I'm male, just over 5'7" and weigh 219 pounds. That amounts to a 45" waist and a 19" neck (my jeans are 38" or 40", thanks clothing manufacturers).
I function OK, with a full time job, despite being tired and grumpy most of the time. I'm in my late twenties and, so far at least, I haven't noticed any major health issues. Nevertheless, when it comes to moving heavy things around (e.g. moving to a new house a while ago), I'm a sweating wreck. Maybe it's because I function OK, make a living, married with a place to live, and no major health complaints, that I've been unable to follow the advice I know to be good. The low-level tiredness, low self esteem, etc. aren't really enough to motivate me into action.
When I first came across MDA, I instantly cut out sugar, bread and all the usual baddies, and in about three or four weeks, lost three quarters of a stone and felt really good. I'd wake up in the middle of the night, then have a second sleep (a good sign I think?). In the morning, I was wide awake, no grogginess. Then I'd get sleepy again early around 10pm and go to bed, waking before the alarm. My mood improved. My waist shrunk quite a bit in that short time. All in all, it demonstrated very quickly that even just with the dietary side of things, this works. For those few weeks, I looked forward to bacon and eggs for breakfast, or pork chops or steak with huge piles of rocket and other greens for dinner with a few pieces of cheese through it. Once I'd eaten, I'd eaten, and it didn't occur to me to have anything else until my next meal.

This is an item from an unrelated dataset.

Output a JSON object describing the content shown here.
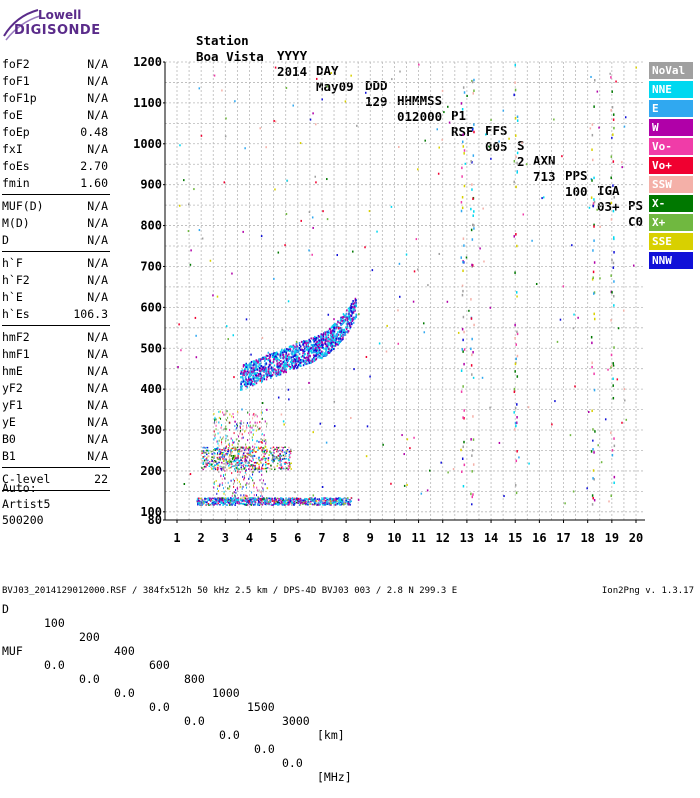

But that was it. I don't know exactly what happened. I mean, of course I know. I must have started eating sugar again. But I can't really pin down the day. Maybe someone offered me something, and I thought it'd be rude to refuse in someone else's house. Maybe after that, I wanted more sugar, "just a little won't hurt - 95/5 ratio of good/bad would be OK wouldn't it?", then back to several bars of chocolate in an hour some days later.
Every so often I come back to this site however. I've known what it feels like to escape this low-level hell, for however short a time, and I want to do it for the long term. I know this is all much more about the future than it is about now. I'm not exactly sure how to avoid a repeat of the last time though.